Fontenay held his ground against Roquecor’s withering stare. He wouldn’t draw his steel on his own man, the only edge he could use were his words and they were failing him right now. As it was Roquecor got there first whilst Fontenay’s mind was still chasing a suitable riposte, “Some bleedin’ team we are, we’re taking orders from old man sentry. You’re leading, you go first.”
There was nothing more that Fontenay could say, so he turned and clambered up onto the firestep and crawled out of the trench without a word.



Keeping his rifle aimed Varlaix edged cautiously along the trench and approached the first body. This was his first kill, for that matter it was the regiment’s first kill. It was the first time that he’d even seen a dead body up close and he wasn’t so sure that it was dead. Slumped against the wall of the trench it looked as if it had just sat down. He prodded it nervously with the toe of his boot, jumping back in surprise at the sigh of air escaping from limp lungs. Slumping forward onto its face the body belched as it fell. It was obvious that it was dead, no man would willingly sit bent forward in such a manner. Varlaix tried to suppress a foolish grin, how could he have thought that the man wasn’t dead, they’d lanced them good and proper with las-bolts. He stooped in to get a closer look, turning his nose at the sharp tang of stomach acids and the sweeter tones of rot and decay that hung heavy in the trench after the man’s bilious exhalations.
“Hey, look at this!”
Now that the body had fallen forwards Varlaix could see that the enemy trooper’s fatigues were ripped and torn across the back. The skin, visible through the ragged holes in the coarse cloth, was welted and sore. Where the skin had been broken the exposed flesh was turning septic, green stains spreading across the body, thin veins of infection running dark beneath the pallid yellowing skin. He kicked the body over onto its back as Fontenay and Roquecor scrambled out into no-man’s land to bring back the one that had tried to escape. 
“They look just like us?” Varlaix said to Baliergues
Baliergues waved his hand over the body, “What did you expect?” the feeble attempt to ward off the flies that were already settling was only partially successful.
“I don’t know. Something more?”
“More?” questioned Baliergues as he gave up fighting the gathering swarm of flies.
“When you hear Preacher Veysset ranting on about ruinous powers, you expect them to be more... well, more ruinous.”
The second body dropped into the trench as Fontenay and Roquecor pushed it over the parapet. Beneath a rusting steel helmet the man’s pallor was the same sickly yellow as his companions and his back bore a similar pattern of welts, scars and septic veining beneath the torn fatigues.
“These guys don’t look too good.” said Fontenay slithering down the revetment back onto the floor of the trench.
“They don’t smell too good either, not for bodies that have been dead for just a few minutes.” Varlaix could taste the soft flavour of rot on the back of his mouth from the gasses the bodies were expelling. He spat out a fly that had flown into his mouth. The insects were everywhere now, drawn by the dead met, the corpses already crawling with a swarm of the irritating insects. “You’d have thought they’d have sent some better troops out rather than these walking wounded?”

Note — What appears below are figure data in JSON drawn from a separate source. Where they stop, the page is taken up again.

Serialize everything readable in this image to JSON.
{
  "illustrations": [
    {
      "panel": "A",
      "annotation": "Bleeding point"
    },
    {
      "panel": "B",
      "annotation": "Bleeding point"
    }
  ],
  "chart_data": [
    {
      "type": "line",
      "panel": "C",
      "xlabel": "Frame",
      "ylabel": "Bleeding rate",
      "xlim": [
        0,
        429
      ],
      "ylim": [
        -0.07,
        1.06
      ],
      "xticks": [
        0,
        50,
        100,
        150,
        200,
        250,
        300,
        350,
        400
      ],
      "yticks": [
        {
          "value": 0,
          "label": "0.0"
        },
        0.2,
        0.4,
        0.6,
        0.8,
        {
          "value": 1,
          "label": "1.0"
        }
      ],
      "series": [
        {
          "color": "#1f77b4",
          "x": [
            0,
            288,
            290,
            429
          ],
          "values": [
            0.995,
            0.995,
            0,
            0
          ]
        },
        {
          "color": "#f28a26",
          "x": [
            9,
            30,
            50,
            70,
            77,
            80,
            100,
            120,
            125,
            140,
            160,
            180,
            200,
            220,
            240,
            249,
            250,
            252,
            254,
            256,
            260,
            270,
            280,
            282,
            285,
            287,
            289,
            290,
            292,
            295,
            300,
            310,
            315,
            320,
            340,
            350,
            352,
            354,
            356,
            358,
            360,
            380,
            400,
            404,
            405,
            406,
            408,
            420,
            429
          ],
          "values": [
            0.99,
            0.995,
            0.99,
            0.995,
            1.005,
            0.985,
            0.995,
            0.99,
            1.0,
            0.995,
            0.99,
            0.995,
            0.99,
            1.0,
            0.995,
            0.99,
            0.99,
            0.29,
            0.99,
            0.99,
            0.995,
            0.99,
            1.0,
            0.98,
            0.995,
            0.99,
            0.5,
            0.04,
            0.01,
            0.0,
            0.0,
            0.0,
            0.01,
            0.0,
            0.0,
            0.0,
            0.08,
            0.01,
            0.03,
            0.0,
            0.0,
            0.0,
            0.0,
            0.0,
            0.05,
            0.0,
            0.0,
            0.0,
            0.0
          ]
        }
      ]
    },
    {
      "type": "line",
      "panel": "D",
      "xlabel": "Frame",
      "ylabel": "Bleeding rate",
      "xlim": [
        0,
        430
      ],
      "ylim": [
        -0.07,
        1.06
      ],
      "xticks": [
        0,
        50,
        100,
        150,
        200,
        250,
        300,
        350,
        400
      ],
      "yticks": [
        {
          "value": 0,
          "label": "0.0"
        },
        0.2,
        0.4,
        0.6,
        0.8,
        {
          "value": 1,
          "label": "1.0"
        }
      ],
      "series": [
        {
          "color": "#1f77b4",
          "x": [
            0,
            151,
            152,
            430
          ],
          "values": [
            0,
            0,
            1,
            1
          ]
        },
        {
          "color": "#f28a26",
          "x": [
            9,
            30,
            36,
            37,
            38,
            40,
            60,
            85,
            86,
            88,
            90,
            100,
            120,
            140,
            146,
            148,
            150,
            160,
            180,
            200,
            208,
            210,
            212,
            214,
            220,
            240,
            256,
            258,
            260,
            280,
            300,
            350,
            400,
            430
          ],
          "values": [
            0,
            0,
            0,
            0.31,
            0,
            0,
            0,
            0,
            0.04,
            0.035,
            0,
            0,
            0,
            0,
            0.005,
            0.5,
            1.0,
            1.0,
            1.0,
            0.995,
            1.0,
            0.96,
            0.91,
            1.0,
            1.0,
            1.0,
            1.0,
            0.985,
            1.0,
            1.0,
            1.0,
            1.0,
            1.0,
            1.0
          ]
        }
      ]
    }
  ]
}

The third body groaned; a long low moan that continued forever.
“We got a live one?” Fontenay dropped to his knees, rifle up. First the grenades, now this. His patrol had barely coped with its first contact, it was a continuing wonder they were all still alive. “Didn’t you check?”
“I didn’t get that far.” Varlaix replied as he struggled to get his rifle up.
Baliergues ducked to the side into the cover of a trench prop. “They all looked dead from where I was.”
“You ‘diots, what were we taught? Always check the bodies!” Fontenay prodded Varlaix with the muzzle of his las-rife, “Go on, check it out.”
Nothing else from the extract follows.